Are the experts saving lives by insisting on these draconian lockdown policies across the country? Sure. Today. They are saving the lives of those who would not survive a viral infection should they become infected today. Are these lives that will ultimately be saved from being ended by the virus entirely? As of today the answer is a resounding “No” despite the earnest pleas and declarations from the various governmental pulpits. Absent a vaccine or a treatment/cure the math is as inescapable as math can be: the area under the curve, flattened or not, remains the same if you look far enough to the right. Deaths from the virus will be equal over time.

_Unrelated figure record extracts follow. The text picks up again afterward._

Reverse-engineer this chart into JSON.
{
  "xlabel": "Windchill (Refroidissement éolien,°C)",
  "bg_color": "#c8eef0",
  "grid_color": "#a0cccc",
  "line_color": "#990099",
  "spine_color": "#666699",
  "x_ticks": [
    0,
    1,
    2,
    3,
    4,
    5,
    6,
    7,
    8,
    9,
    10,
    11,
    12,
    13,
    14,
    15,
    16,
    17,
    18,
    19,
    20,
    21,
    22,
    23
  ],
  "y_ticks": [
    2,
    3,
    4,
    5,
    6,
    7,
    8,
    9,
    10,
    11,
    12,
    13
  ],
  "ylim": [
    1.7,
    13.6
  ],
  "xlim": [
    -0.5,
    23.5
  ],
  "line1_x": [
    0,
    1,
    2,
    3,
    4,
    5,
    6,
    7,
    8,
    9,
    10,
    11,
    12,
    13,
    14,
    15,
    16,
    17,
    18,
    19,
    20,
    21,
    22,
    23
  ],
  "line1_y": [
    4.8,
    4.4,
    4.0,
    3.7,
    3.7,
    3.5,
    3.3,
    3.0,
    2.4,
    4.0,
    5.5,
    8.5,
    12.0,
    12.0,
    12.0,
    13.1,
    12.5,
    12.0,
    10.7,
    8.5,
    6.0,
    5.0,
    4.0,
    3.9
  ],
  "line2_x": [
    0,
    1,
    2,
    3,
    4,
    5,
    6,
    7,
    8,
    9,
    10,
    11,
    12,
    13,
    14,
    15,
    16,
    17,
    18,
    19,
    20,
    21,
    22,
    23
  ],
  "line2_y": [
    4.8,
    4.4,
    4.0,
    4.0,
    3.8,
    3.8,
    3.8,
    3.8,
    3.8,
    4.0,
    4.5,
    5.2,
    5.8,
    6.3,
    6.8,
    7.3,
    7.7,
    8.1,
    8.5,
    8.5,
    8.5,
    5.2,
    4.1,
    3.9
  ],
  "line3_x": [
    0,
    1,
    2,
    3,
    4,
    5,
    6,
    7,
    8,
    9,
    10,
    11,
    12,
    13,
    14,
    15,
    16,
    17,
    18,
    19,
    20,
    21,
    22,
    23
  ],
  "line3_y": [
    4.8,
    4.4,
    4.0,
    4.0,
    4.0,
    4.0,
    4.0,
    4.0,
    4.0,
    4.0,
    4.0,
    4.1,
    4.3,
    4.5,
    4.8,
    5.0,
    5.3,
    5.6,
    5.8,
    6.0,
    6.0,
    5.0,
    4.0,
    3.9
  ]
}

The REAL curve, the one we’ve yet to see and the one we are unlikely to see from those same pulpits, is one that adds the deaths from the virus to the excess deaths caused by the lockdown policies. Preventable deaths from untreated or inadequately treated cardiac disease or cancer for example.  That curve will show that no matter what you do, at home or behind the desk where you sign the lockdown edict, you will be wrong. That’s what makes this all so discouraging for me. What makes it all so dark. You can’t be right. Like “I” before “, be it May or just any old today, no matter what you do you’ll be wrong. Literally the only thing that changes that is a vaccine or a cure, two highly elusive solutions, the  achievement of which historically takes years, not months. Only then does the curve flatten to zero. Only then can we say that lives in the absolute have been saved.

There is only one thing left now, and that is a vaccine or a cure. Whatever light remains in the shadow of the virus, it exists here. Will it be months as we’ve been told? Will this virus fall to a vaccine in months where prior scourges took years to defeat (HIV), while we still await victory over others (Ebola)?  We must all pray that in this one single instance the people who are leading us are not wrong. For if they are wrong, if the area under the curve is the same no matter what shape the curve takes, it will upon the souls of our Government, our elected and appointed leaders, that each excess lockdown death will weigh.

“I” before “E” as directed by “G” means that the weight of being right falls on them, not on you or me.